打ち合わせも建設的な議論になる |
◇ビム・アーキテクツ
民間のBIMプロジェクトでは、年間10件を超える案件に支援役として参画している実力事務所の一つだ。山際代表は「BIMによる設計作業は密度を徐々に上げていくやり方で、情報を積み上げながら設計する手法とイメージしてほしい。発注者とは段階を追って合意する流れに持っていける」と解説する。
突然の設計変更に大きな手戻りを発生させないためには「少ない情報を確度よく決めていくことが重要で、そのコツがつかめればコミュニケーションツールとしての有効な武器になる」と明かす。愛用するオートデスクのBIMソフト『Revit Architecture』を駆使し、あらゆる要求に応える中で“技”を磨いてきた。
◇モデル精度の向上に注力
試行プロジェクトでは、発注者と設計者による打ち合わせの場には、常にビム・アーキテクツも同席した。山際代表は「ありがたいことにBIM設計担当の立場で参加させてもらった。これは貴重な経験であり、とても光栄なこと」と話す。数多くのBIMプロジェクトに参加しているが、今回のような立場で受け入れられた経験はなかった。
モデリング業務の責任者を務めた同社チームマネージャーの永井啓一氏は、設計者と発注者の要求を踏まえながらBIMモデルの精度を高めることに力を注いできた。「かなり精度の高い状態にモデルを仕上げることができ、大半の図面は切り出せるようになった」と強調する。
設計初期に行ったマスモデルによるプランの検証では、発注者に建物をイメージさせる上で有効に機能した成果の1つだった。梓設計の指示を受け、複数のモデルを色分けして並べた。打ち合わせでは発注者の素朴な疑問に対しても、モデルで視覚的に答えを示すケースも多く、建設的な話し合いを演出した。
◇発注者側もスキル必要
関東地方整備局営繕部整備課の才木潤課長は、設計者が3次元ツールを自在に操る姿を目の当たりにして、「われわれ発注者も一定の操作スキルを養う必要があるのかもしれない」と感じていた。

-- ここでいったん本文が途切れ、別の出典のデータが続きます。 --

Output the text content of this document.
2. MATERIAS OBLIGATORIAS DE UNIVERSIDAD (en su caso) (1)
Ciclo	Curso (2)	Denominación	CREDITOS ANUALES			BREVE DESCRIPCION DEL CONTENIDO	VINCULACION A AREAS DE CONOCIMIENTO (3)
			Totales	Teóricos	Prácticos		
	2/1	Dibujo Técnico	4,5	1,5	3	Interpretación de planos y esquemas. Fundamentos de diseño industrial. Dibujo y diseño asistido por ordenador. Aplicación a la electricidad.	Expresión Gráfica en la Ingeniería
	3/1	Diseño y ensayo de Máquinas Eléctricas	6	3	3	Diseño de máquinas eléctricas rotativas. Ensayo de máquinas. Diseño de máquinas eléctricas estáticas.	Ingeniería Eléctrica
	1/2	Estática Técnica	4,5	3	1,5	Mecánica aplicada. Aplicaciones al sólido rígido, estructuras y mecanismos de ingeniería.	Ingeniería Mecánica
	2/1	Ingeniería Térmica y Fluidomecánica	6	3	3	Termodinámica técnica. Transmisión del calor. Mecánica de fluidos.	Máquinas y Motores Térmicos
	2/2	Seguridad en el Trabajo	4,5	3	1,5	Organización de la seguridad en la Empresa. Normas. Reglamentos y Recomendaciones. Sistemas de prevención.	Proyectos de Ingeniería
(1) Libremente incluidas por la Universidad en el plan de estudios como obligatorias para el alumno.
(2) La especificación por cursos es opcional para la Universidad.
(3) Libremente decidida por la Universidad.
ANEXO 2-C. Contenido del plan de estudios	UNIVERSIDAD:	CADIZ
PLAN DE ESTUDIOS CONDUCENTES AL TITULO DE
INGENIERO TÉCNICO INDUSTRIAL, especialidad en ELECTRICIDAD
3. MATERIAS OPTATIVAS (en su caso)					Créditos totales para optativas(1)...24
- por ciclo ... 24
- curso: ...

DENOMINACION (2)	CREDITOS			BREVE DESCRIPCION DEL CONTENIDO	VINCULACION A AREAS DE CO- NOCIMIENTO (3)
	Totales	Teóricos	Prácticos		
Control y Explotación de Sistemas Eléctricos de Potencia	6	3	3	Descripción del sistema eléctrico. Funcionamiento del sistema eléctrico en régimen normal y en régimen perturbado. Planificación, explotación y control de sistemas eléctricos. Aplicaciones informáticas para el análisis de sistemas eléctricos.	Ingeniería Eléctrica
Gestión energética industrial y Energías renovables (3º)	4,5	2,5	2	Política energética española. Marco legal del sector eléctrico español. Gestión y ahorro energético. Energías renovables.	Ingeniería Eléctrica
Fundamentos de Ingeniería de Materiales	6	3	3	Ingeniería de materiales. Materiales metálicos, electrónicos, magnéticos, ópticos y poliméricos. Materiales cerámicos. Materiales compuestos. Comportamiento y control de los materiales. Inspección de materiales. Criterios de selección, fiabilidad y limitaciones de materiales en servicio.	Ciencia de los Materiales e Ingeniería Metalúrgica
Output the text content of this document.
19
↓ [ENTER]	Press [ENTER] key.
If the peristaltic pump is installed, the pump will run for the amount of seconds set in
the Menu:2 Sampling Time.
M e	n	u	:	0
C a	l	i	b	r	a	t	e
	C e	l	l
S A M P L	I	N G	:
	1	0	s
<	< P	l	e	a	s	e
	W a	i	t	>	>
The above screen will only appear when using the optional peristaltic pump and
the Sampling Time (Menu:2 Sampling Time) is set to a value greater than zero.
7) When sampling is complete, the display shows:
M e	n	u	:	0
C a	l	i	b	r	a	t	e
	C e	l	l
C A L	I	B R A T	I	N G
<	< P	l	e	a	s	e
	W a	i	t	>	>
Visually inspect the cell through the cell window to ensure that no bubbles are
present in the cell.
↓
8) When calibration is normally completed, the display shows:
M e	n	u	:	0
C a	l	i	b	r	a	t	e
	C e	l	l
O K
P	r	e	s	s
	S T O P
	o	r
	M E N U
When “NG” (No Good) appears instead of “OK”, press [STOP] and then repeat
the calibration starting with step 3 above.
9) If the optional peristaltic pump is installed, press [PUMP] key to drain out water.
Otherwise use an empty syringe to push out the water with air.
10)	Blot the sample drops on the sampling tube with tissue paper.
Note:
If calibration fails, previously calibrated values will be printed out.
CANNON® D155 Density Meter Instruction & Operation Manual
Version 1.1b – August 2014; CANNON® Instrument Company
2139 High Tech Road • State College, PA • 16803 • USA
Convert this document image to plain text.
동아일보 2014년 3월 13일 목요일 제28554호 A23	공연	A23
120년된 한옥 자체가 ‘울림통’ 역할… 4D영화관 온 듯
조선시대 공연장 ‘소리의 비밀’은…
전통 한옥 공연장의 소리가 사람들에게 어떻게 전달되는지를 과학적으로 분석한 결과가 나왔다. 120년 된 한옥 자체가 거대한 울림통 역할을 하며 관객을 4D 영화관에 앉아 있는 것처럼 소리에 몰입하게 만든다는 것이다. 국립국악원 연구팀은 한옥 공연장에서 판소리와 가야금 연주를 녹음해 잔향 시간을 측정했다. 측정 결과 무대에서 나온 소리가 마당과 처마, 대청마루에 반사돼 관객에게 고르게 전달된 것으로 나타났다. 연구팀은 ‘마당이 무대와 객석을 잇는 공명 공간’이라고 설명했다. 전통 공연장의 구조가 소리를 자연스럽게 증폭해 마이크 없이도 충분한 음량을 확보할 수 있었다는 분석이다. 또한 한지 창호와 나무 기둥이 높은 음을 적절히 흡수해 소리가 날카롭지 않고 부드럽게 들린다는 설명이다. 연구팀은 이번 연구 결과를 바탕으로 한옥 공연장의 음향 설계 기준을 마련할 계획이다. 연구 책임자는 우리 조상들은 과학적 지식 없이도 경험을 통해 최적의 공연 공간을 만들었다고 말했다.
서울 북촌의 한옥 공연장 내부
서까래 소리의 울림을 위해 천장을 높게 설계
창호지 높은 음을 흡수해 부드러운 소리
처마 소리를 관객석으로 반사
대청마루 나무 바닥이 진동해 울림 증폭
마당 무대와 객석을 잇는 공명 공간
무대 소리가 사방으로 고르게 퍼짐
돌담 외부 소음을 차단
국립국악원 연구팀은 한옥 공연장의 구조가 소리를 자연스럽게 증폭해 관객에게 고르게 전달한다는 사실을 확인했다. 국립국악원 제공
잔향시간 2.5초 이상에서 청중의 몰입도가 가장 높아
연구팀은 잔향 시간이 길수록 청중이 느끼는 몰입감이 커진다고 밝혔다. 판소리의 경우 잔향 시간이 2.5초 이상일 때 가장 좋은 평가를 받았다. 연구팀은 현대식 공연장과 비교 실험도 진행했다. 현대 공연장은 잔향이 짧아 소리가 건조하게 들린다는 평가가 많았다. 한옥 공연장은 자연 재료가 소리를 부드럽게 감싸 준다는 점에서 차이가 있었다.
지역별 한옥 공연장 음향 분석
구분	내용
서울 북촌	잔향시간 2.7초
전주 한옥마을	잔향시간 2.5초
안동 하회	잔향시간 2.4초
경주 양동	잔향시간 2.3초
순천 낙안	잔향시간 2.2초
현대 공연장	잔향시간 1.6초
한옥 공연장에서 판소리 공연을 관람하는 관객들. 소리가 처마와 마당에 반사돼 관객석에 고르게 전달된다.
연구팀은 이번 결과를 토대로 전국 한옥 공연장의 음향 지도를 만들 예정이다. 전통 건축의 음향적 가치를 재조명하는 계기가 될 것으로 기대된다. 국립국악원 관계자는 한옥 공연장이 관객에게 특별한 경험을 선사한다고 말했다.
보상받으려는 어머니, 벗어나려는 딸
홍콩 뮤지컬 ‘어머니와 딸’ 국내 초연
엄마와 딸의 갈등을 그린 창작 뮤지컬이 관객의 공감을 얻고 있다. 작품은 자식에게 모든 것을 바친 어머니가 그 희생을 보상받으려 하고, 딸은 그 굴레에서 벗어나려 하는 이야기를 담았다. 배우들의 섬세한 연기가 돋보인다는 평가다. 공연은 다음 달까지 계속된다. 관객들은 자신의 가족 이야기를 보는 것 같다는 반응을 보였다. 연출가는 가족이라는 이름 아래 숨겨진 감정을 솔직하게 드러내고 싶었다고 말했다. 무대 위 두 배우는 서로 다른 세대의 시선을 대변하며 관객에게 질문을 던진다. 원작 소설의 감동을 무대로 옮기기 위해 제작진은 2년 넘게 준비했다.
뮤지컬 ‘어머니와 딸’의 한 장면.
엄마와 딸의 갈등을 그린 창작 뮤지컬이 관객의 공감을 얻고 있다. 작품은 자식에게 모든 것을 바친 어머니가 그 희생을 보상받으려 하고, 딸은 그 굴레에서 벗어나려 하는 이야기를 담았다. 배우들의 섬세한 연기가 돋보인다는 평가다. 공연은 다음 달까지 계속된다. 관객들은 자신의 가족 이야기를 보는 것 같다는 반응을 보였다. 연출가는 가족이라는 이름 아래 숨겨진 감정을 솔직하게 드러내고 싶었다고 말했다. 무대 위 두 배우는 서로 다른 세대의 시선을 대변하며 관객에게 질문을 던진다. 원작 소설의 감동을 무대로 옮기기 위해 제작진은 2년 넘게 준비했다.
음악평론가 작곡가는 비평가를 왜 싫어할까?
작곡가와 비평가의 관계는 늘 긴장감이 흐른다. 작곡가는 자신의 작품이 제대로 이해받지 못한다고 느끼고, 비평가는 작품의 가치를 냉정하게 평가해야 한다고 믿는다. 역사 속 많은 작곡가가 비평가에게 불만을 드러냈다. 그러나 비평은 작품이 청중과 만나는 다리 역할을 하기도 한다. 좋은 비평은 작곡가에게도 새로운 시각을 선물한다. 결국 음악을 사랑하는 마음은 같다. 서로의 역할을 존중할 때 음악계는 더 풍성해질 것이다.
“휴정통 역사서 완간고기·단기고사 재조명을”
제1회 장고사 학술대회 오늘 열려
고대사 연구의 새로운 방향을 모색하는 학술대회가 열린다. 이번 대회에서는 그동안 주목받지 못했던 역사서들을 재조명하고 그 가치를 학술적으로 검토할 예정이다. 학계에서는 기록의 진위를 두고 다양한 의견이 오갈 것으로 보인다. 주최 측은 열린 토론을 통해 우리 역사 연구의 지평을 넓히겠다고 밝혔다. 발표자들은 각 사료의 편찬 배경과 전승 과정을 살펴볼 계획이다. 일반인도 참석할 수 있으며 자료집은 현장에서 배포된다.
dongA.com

合同庁舎などの入居官署に対して設計意図を説明する際にも「威力を発揮する」との期待を持っている。
試行プロジェクトの図面審査の際には、従来よりも修正作業の手戻りが少なかったことも発注者側がかいま見た利点の一つだった。種目ごとに決められている基本設計の予算項目にもズレが少なく、スムーズに実施設計に移行できた効果もあった。
才木課長は「まだ設計が完了した段階に過ぎないが、いまのところ課題らしい課題は見られない。データを一貫して次のフェーズに引き継いでいく考え方からすれば、後工程につなげる仕組みが重要になる。維持管理まで見据えた場合、乗り越えるべき課題はいくつか出てくるだろう」と分析している。